PETER J. SARTORIUS is the grants and planning manager for the Health Project, a community benefit ministry of Mercy Health Muskegon, a member of the Trinity Health system.

KRISTINA BAAS, the community benefit program coordinator at the Health Project, assisted in writing this article.

NOTES

This publication [this article] was made possible by Grant Number 1C1CMS331025 from the Department of Health and Human Services, Centers for Medicare & Medicaid Services.

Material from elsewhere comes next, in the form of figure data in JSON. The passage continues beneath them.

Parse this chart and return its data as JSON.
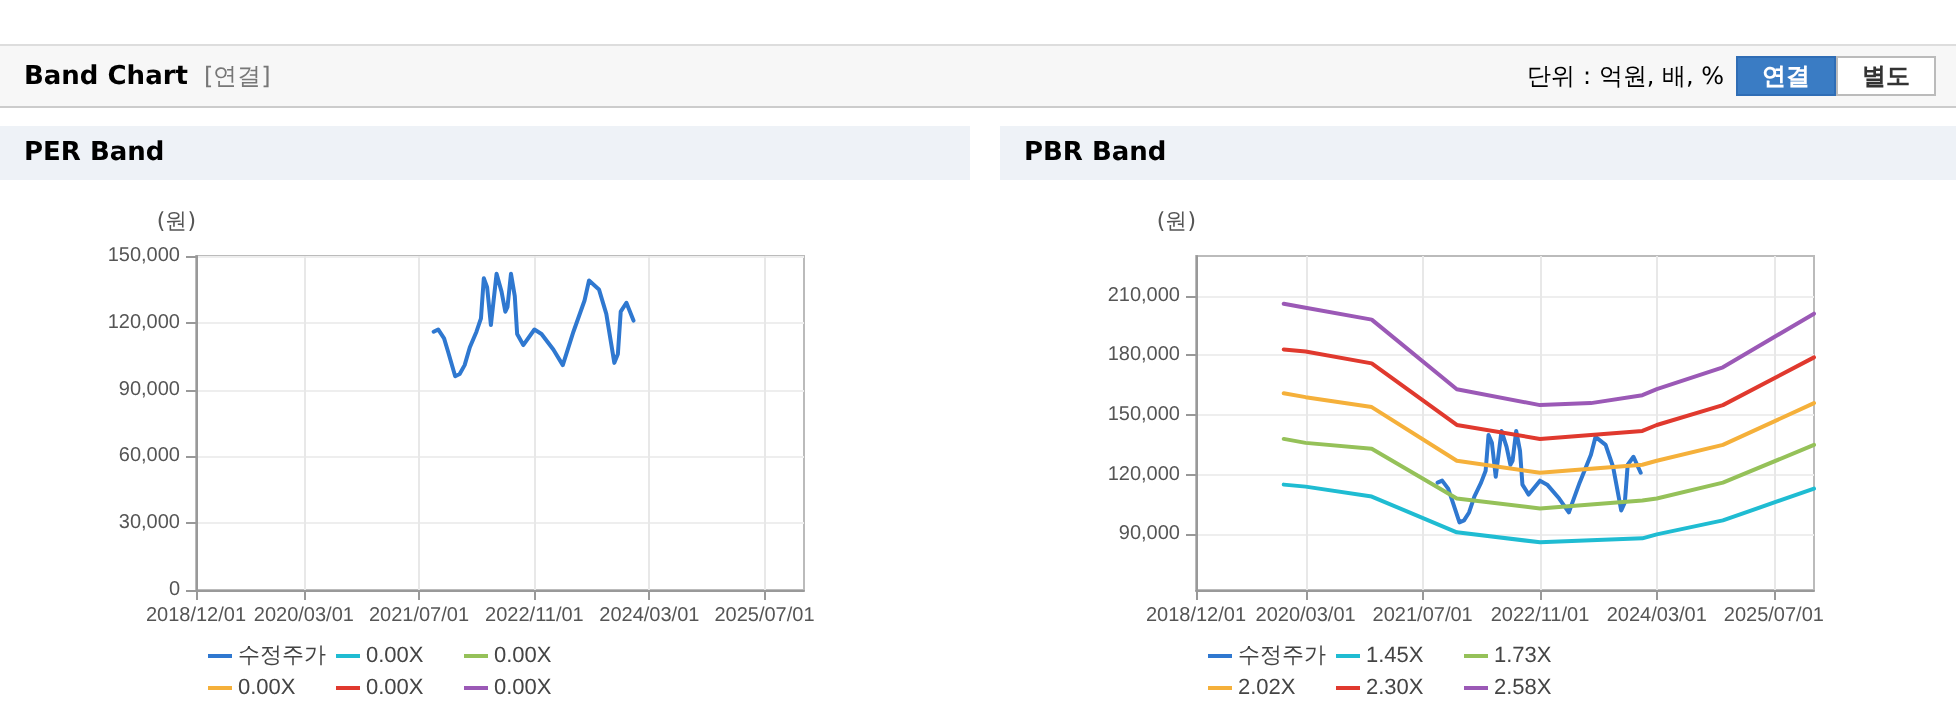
{
  "chart_data": [
    {
      "type": "other",
      "title": "Band Chart",
      "subtitle": "[연결]",
      "annotations": [
        "단위 : 억원, 배, %",
        "연결",
        "별도"
      ]
    },
    {
      "type": "line",
      "title": "PER Band",
      "ylabel": "(원)",
      "xlim": [
        "2018-12-01",
        "2025-12-15"
      ],
      "ylim": [
        0,
        150000
      ],
      "yticks": [
        {
          "value": 0,
          "label": "0"
        },
        {
          "value": 30000,
          "label": "30,000"
        },
        {
          "value": 60000,
          "label": "60,000"
        },
        {
          "value": 90000,
          "label": "90,000"
        },
        {
          "value": 120000,
          "label": "120,000"
        },
        {
          "value": 150000,
          "label": "150,000"
        }
      ],
      "xticks": [
        {
          "value": "2018-12-01",
          "label": "2018/12/01"
        },
        {
          "value": "2020-03-01",
          "label": "2020/03/01"
        },
        {
          "value": "2021-07-01",
          "label": "2021/07/01"
        },
        {
          "value": "2022-11-01",
          "label": "2022/11/01"
        },
        {
          "value": "2024-03-01",
          "label": "2024/03/01"
        },
        {
          "value": "2025-07-01",
          "label": "2025/07/01"
        }
      ],
      "grid": true,
      "legend": "bottom",
      "marker": "none",
      "line_style": "solid",
      "series": [
        {
          "name": "수정주가",
          "color": "#2f78d0",
          "x": [
            "2021-09-01",
            "2021-09-20",
            "2021-10-15",
            "2021-11-01",
            "2021-12-01",
            "2021-12-20",
            "2022-01-10",
            "2022-02-01",
            "2022-03-01",
            "2022-03-20",
            "2022-04-01",
            "2022-04-15",
            "2022-05-01",
            "2022-05-25",
            "2022-06-15",
            "2022-07-01",
            "2022-07-10",
            "2022-07-25",
            "2022-08-10",
            "2022-08-20",
            "2022-09-15",
            "2022-11-01",
            "2022-12-01",
            "2023-01-20",
            "2023-03-01",
            "2023-04-15",
            "2023-06-01",
            "2023-06-20",
            "2023-08-01",
            "2023-09-01",
            "2023-10-05",
            "2023-10-20",
            "2023-11-01",
            "2023-11-25",
            "2023-12-25"
          ],
          "values": [
            116000,
            117000,
            113000,
            107000,
            96000,
            97000,
            101000,
            109000,
            116000,
            122000,
            140000,
            136000,
            119000,
            142000,
            134000,
            125000,
            127000,
            142000,
            132000,
            115000,
            110000,
            117000,
            115000,
            108000,
            101000,
            116000,
            130000,
            139000,
            135000,
            124000,
            102000,
            106000,
            125000,
            129000,
            121000
          ]
        },
        {
          "name": "0.00X",
          "color": "#1fbcd2"
        },
        {
          "name": "0.00X",
          "color": "#95c159"
        },
        {
          "name": "0.00X",
          "color": "#f5b03a"
        },
        {
          "name": "0.00X",
          "color": "#e0392e"
        },
        {
          "name": "0.00X",
          "color": "#9b59b6"
        }
      ]
    },
    {
      "type": "line",
      "title": "PBR Band",
      "ylabel": "(원)",
      "xlim": [
        "2018-12-01",
        "2025-12-15"
      ],
      "ylim": [
        62000,
        230000
      ],
      "yticks": [
        {
          "value": 90000,
          "label": "90,000"
        },
        {
          "value": 120000,
          "label": "120,000"
        },
        {
          "value": 150000,
          "label": "150,000"
        },
        {
          "value": 180000,
          "label": "180,000"
        },
        {
          "value": 210000,
          "label": "210,000"
        }
      ],
      "xticks": [
        {
          "value": "2018-12-01",
          "label": "2018/12/01"
        },
        {
          "value": "2020-03-01",
          "label": "2020/03/01"
        },
        {
          "value": "2021-07-01",
          "label": "2021/07/01"
        },
        {
          "value": "2022-11-01",
          "label": "2022/11/01"
        },
        {
          "value": "2024-03-01",
          "label": "2024/03/01"
        },
        {
          "value": "2025-07-01",
          "label": "2025/07/01"
        }
      ],
      "grid": true,
      "legend": "bottom",
      "marker": "none",
      "line_style": "solid",
      "series": [
        {
          "name": "수정주가",
          "color": "#2f78d0",
          "x": [
            "2021-09-01",
            "2021-09-20",
            "2021-10-15",
            "2021-11-01",
            "2021-12-01",
            "2021-12-20",
            "2022-01-10",
            "2022-02-01",
            "2022-03-01",
            "2022-03-20",
            "2022-04-01",
            "2022-04-15",
            "2022-05-01",
            "2022-05-25",
            "2022-06-15",
            "2022-07-01",
            "2022-07-10",
            "2022-07-25",
            "2022-08-10",
            "2022-08-20",
            "2022-09-15",
            "2022-11-01",
            "2022-12-01",
            "2023-01-20",
            "2023-03-01",
            "2023-04-15",
            "2023-06-01",
            "2023-06-20",
            "2023-08-01",
            "2023-09-01",
            "2023-10-05",
            "2023-10-20",
            "2023-11-01",
            "2023-11-25",
            "2023-12-25"
          ],
          "values": [
            116000,
            117000,
            113000,
            107000,
            96000,
            97000,
            101000,
            109000,
            116000,
            122000,
            140000,
            136000,
            119000,
            142000,
            134000,
            125000,
            127000,
            142000,
            132000,
            115000,
            110000,
            117000,
            115000,
            108000,
            101000,
            116000,
            130000,
            139000,
            135000,
            124000,
            102000,
            106000,
            125000,
            129000,
            121000
          ]
        },
        {
          "name": "1.45X",
          "color": "#1fbcd2",
          "values": [
            115000,
            114000,
            109000,
            91000,
            86000,
            87000,
            88000,
            90000,
            97000,
            113000
          ]
        },
        {
          "name": "1.73X",
          "color": "#95c159",
          "values": [
            138000,
            136000,
            133000,
            108000,
            103000,
            105000,
            107000,
            108000,
            116000,
            135000
          ]
        },
        {
          "name": "2.02X",
          "color": "#f5b03a",
          "values": [
            161000,
            159000,
            154000,
            127000,
            121000,
            123000,
            125000,
            127000,
            135000,
            156000
          ]
        },
        {
          "name": "2.30X",
          "color": "#e0392e",
          "values": [
            183000,
            182000,
            176000,
            145000,
            138000,
            140000,
            142000,
            145000,
            155000,
            179000
          ]
        },
        {
          "name": "2.58X",
          "color": "#9b59b6",
          "values": [
            206000,
            204000,
            198000,
            163000,
            155000,
            156000,
            160000,
            163000,
            174000,
            201000
          ]
        }
      ],
      "x": [
        "2019-12-01",
        "2020-03-01",
        "2020-12-01",
        "2021-11-20",
        "2022-11-01",
        "2023-06-01",
        "2024-01-01",
        "2024-03-01",
        "2024-12-01",
        "2025-12-15"
      ]
    }
  ]
}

The contents of this publication are solely the responsibility of the authors and do not necessarily represent the official views of the U.S. Department of Health and Human Services or any of its agencies.

  1. University of Wisconsin Population Health Institute, 2014 County Health Rankings, www.countyhealth
    rankings.org/app/michigan/2014/overview
    .
  2. Community Care Coordination Learning Network, Connecting Those at Risk to Care: A Guide to Building a Community "HUB" to Promote a System of Collaboration, Accountability and Improved Outcomes (Rockville, Md.: Agency for Healthcare Research and Quality, 2010) http://chap-ohio.net/press/wp-content/uploads/2010/09/CommunityHUBManual3.pdf.
  3. 2014 County Health Rankings.
  4. Sarah Redding et al., "Pathways Community Care Coordination in Low Birth Weight Prevention," Maternal and Child Health Journal 19, no. 3 (2014): 643-50.
  5. The claims savings have not been independently verified by the CMS evaluation contractor. Statements are supported by unpublished internal data analysis.